Alex Hitchins is a private, secretive consultant who helps timid or awkward men find the courage and grace to meet and court the women they’ve been longing to know. Hitch is challenged when an accountant hires him in order to get to know a millionaire celebrity. But it turns out that Hitch’s biggest challenge is letting down his own barriers when he himself falls in love.
There are many moments of male/female humor in Hitch, poking fun at the different ways we communicate and understand. There is also good old slapstick and laughing at our own human foibles and weaknesses. Thankfully the humor is clean, even though the movie has its share of sexual innuendo and God’s name misused. If you’re sensitive about innuendo and language, this movie might bother you a bit. But I was really impressed by the emphasis on honorable, respectful behavior in Hitch.

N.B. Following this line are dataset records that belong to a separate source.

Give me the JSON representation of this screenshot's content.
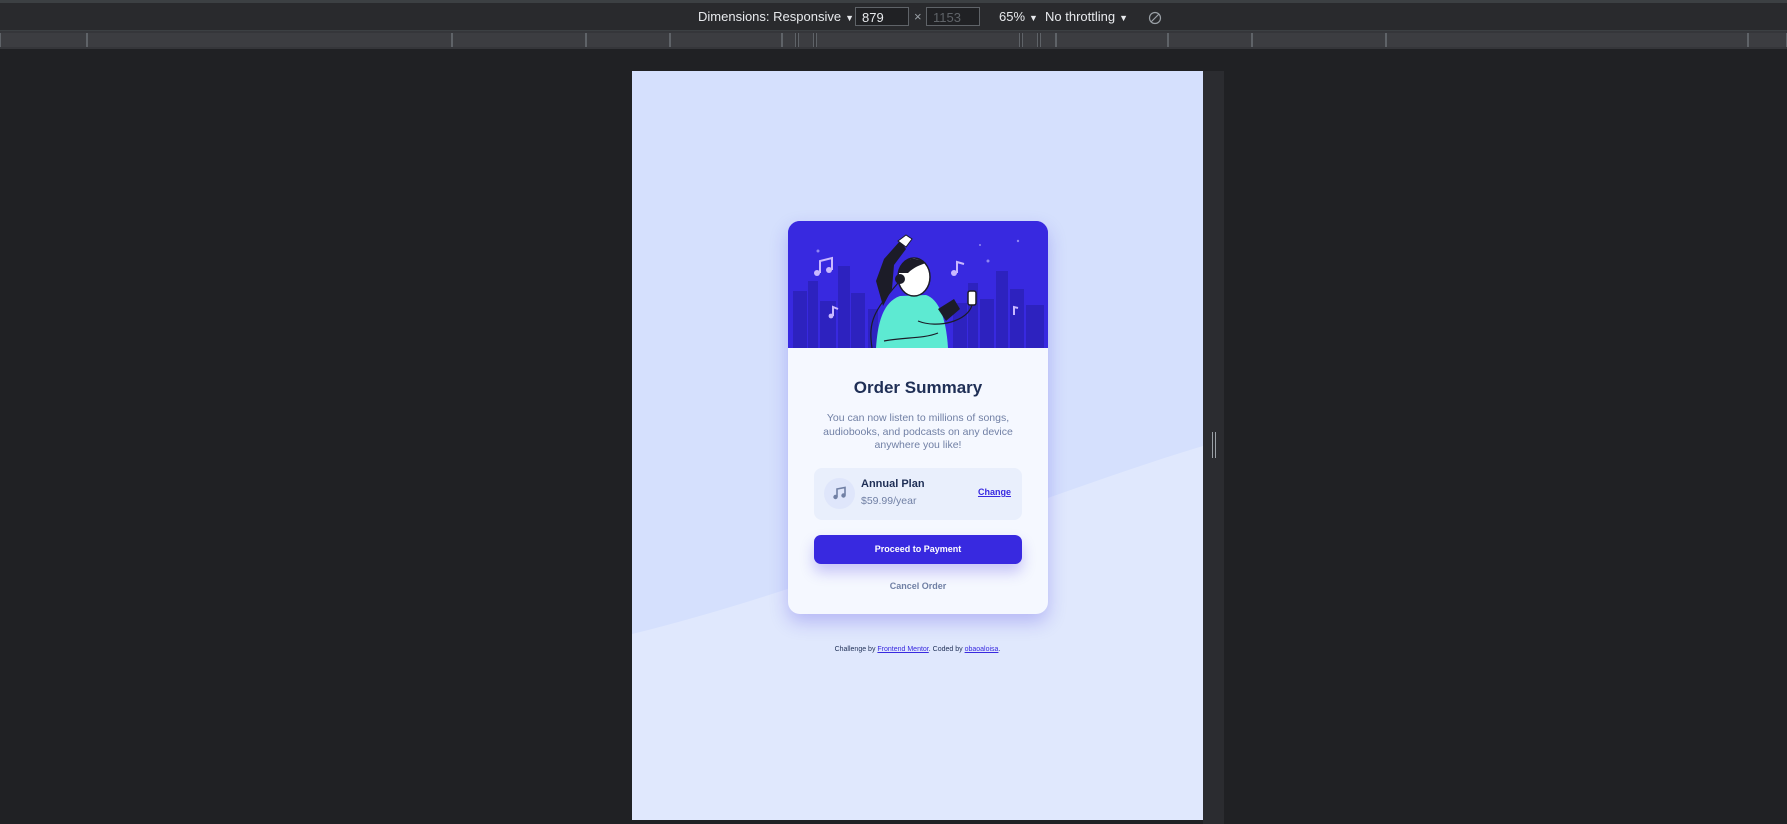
{
  "devtools": {
    "dimensions_label": "Dimensions: Responsive",
    "width_value": "879",
    "times": "×",
    "height_value": "1153",
    "zoom": "65%",
    "throttling": "No throttling",
    "caret": "▼"
  },
  "card": {
    "title": "Order Summary",
    "description": "You can now listen to millions of songs, audiobooks, and podcasts on any device anywhere you like!",
    "plan": {
      "name": "Annual Plan",
      "price": "$59.99/year",
      "change_label": "Change",
      "icon": "music-note-icon"
    },
    "pay_button": "Proceed to Payment",
    "cancel_button": "Cancel Order"
  },
  "attribution": {
    "prefix": "Challenge by ",
    "link1": "Frontend Mentor",
    "middle": ". Coded by ",
    "link2": "obaoaloisa",
    "suffix": "."
  },
  "colors": {
    "page_bg": "#d5e0fd",
    "accent": "#3829e0",
    "heading": "#1f2f56",
    "muted": "#7180a5",
    "card_bg": "#f5f8ff"
  }
}
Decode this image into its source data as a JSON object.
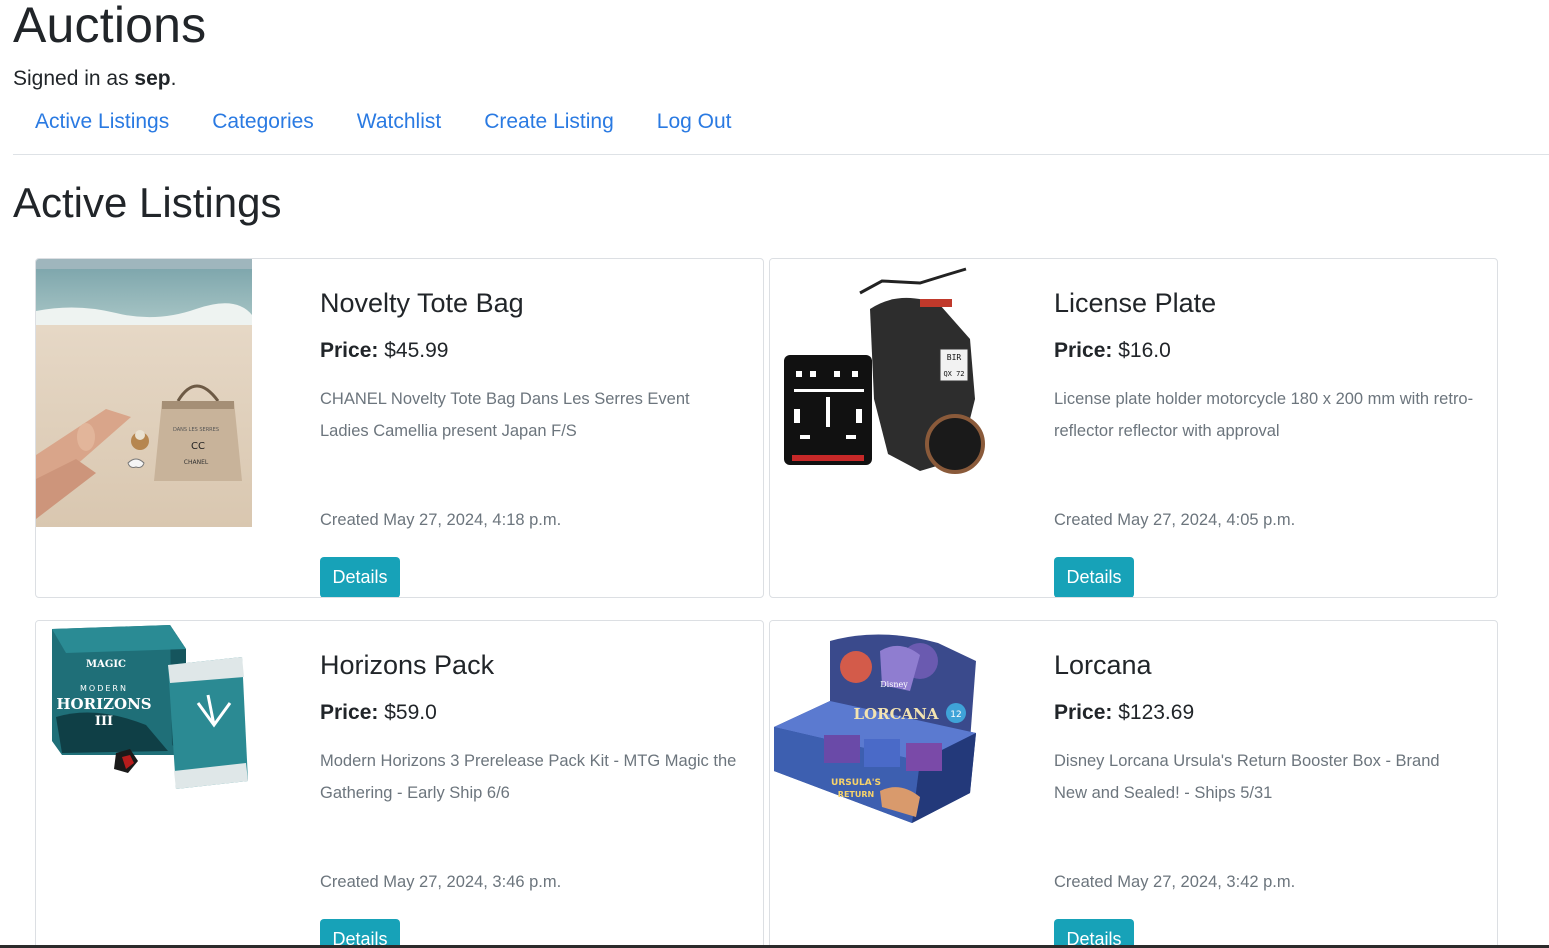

For example, the mission of Alex Hitchins is expressly not sexual. When one potential client admits that he just wants to “bang” the girl he likes, Hitch goes through the roof. His job is to help people have the time to talk and listen to each other, growing in passion because of common interests. He has no sympathy for sleazy men who only want their own “needs” met. He refuses to work with this customer.
Also there are moments when Alex himself could have compromised his ideals for his own gratification, but instead pursued friendship. Throughout the story, he is shown to be mature and concerned about who women really are.
Hitch is not just a fairy tale movie. Hitch discovers the difficulty that past betrayal causes in present relationships. He is confronted with the choice between loving and risking, and staying “safe” but never loving. Friends of his are willing to speak candidly with him, challenging his assumptions about love and life.
I highly recommend this movie as one of my top romantic comedies, finding the innuendoes and language the only major drawbacks.